A Conversation with Randall Griffey
Join us for a conversation between celebrated American art curator, Randall Griffey, visiting senior curator of modern and contemporary art, Diana Tuite, and University of Iowa Stanley Museum of Art director, Lauren Lessing, as they discuss Alice Neel’s 1967 painting The Black Boys, on loan to the Stanley from the Tia Collection in Santa Fe, New Mexico. Griffey, who co-curated the blockbuster exhibition Alice Neel: People Come First, which opened at the Metropolitan Museum of Art in 2021, will share insights into Neel’s work and career and discuss how this exhibition helped the Met widen and diversify its audience.

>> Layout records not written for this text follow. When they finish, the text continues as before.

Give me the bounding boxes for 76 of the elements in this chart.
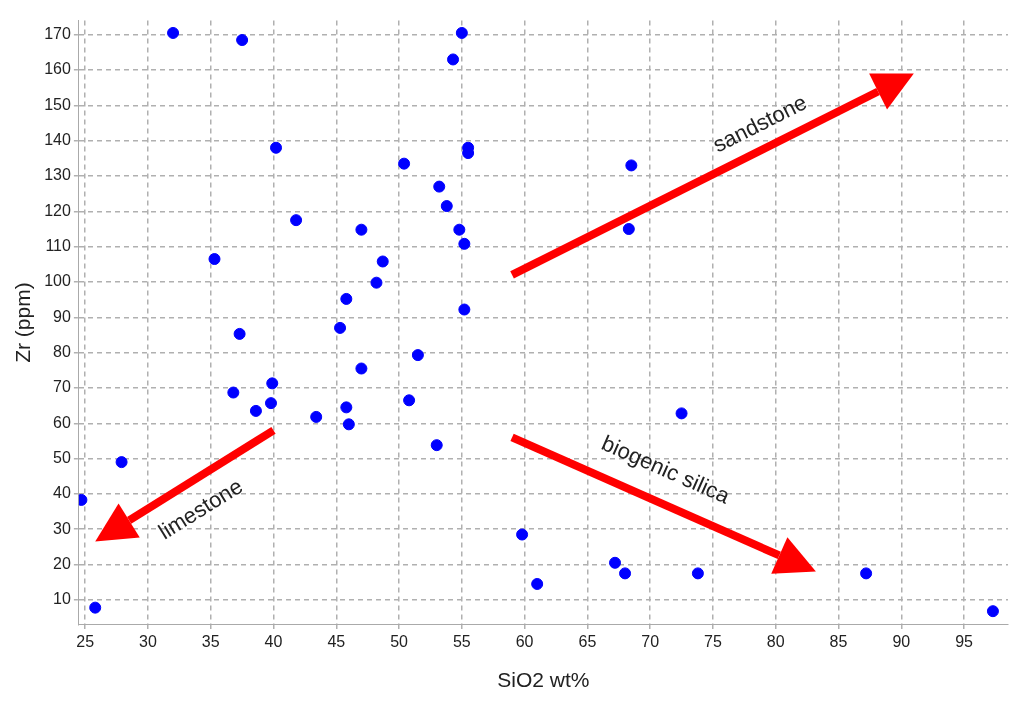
point [227,386,240,399]
point [458,237,471,250]
point [310,410,323,423]
x-tick-label: 25 [76,632,95,650]
point [167,26,180,39]
point [342,418,355,431]
y-tick-label: 80 [53,343,71,361]
y-tick-label: 160 [44,60,71,78]
y-tick-label: 60 [53,413,71,431]
x-tick-label: 30 [139,632,157,650]
point [430,439,443,452]
point [89,601,102,614]
point [398,157,411,170]
x-tick-label: 75 [704,632,722,650]
x-tick-label: 80 [766,632,785,650]
y-tick-label: 110 [45,237,71,255]
point [691,567,704,580]
x-tick-label: 55 [452,632,471,650]
x-axis-title: SiO2 wt% [497,668,590,692]
point [249,404,262,417]
point [233,327,246,340]
point [403,394,416,407]
y-tick-label: 50 [53,448,71,466]
x-tick-label: 65 [578,632,597,650]
y-axis-title: Zr (ppm) [11,282,35,363]
x-tick-label: 70 [641,632,660,650]
point [860,567,873,580]
point [340,292,353,305]
y-tick-label: 30 [53,519,71,537]
point [208,253,221,266]
point [531,577,544,590]
y-tick-label: 150 [44,95,71,113]
x-tick-label: 50 [390,632,409,650]
point [622,223,635,235]
point [266,377,279,390]
point [458,303,471,316]
point [986,605,999,618]
point [376,255,389,268]
point [355,223,368,236]
y-tick-label: 130 [44,166,71,184]
x-tick-label: 95 [955,632,974,650]
x-tick-label: 85 [829,632,848,650]
point [453,223,466,236]
point [516,528,529,541]
point [609,556,622,569]
y-tick-label: 120 [44,201,71,219]
x-tick-label: 90 [892,632,911,650]
y-tick-label: 90 [53,307,71,325]
point [115,456,128,469]
point [619,567,632,580]
y-tick-label: 100 [44,272,71,290]
point [264,397,277,410]
point [411,349,424,362]
point [440,200,453,213]
point [340,401,353,414]
point [236,34,249,47]
point [370,276,383,289]
y-tick-label: 170 [44,25,71,43]
x-tick-label: 45 [327,632,346,650]
y-tick-label: 20 [53,554,71,572]
point [433,180,446,193]
point [675,407,688,420]
y-tick-label: 140 [44,131,71,149]
x-tick-label: 35 [201,632,220,650]
y-tick-label: 10 [53,590,71,608]
y-tick-label: 40 [53,484,71,502]
point [625,159,638,172]
x-tick-label: 40 [264,632,283,650]
y-tick-label: 70 [53,378,71,396]
point [455,26,468,39]
point [334,321,347,334]
point [447,53,460,66]
point [355,362,368,375]
x-tick-label: 60 [515,632,534,650]
point [270,141,283,154]
point [290,214,303,227]
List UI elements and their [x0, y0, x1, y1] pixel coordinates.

Randall Griffey is the new head curator for the Smithsonian American Art Museum. Prior to joining the Smithsonian in July 2022, he served for nine years as curator of modern and contemporary art for the Metropolitan Museum of Art. In addition to Alice Neel: People Come First, Griffey also recently curated Reckoning with Modernism, part of the expansive sesquicentennial exhibition Making The Met, 1870–2020 (2020). He organized, in close collaboration with the Cree artist Kent Monkman, the groundbreaking Great Hall Commission mistikôsiwak (Wooden Boat People) (2019–2021), a monumental diptych addressing the history and issues of the colonization of North America that became part of the Met’s permanent collection. His efforts at the Met substantially increased the representation of women and artists of color in the collection through major reinstallations and reinterpretations of permanent collection galleries.
Previously, Griffey was a curator of American art at the Nelson-Atkins Museum of Art in Kansas City, Missouri (1999–2008) and curator at the Mead Art Museum at Amherst College (2008–2011), where he also served as head of curatorial affairs in 2012. He completed the Center for Curatorial Leadership program in 2016. He has spoken publicly on a wide range of topics and has written extensively for scholarly and museum publications. Currently, Griffey is a member of the advisory council of the Renee & Chaim Gross Foundation.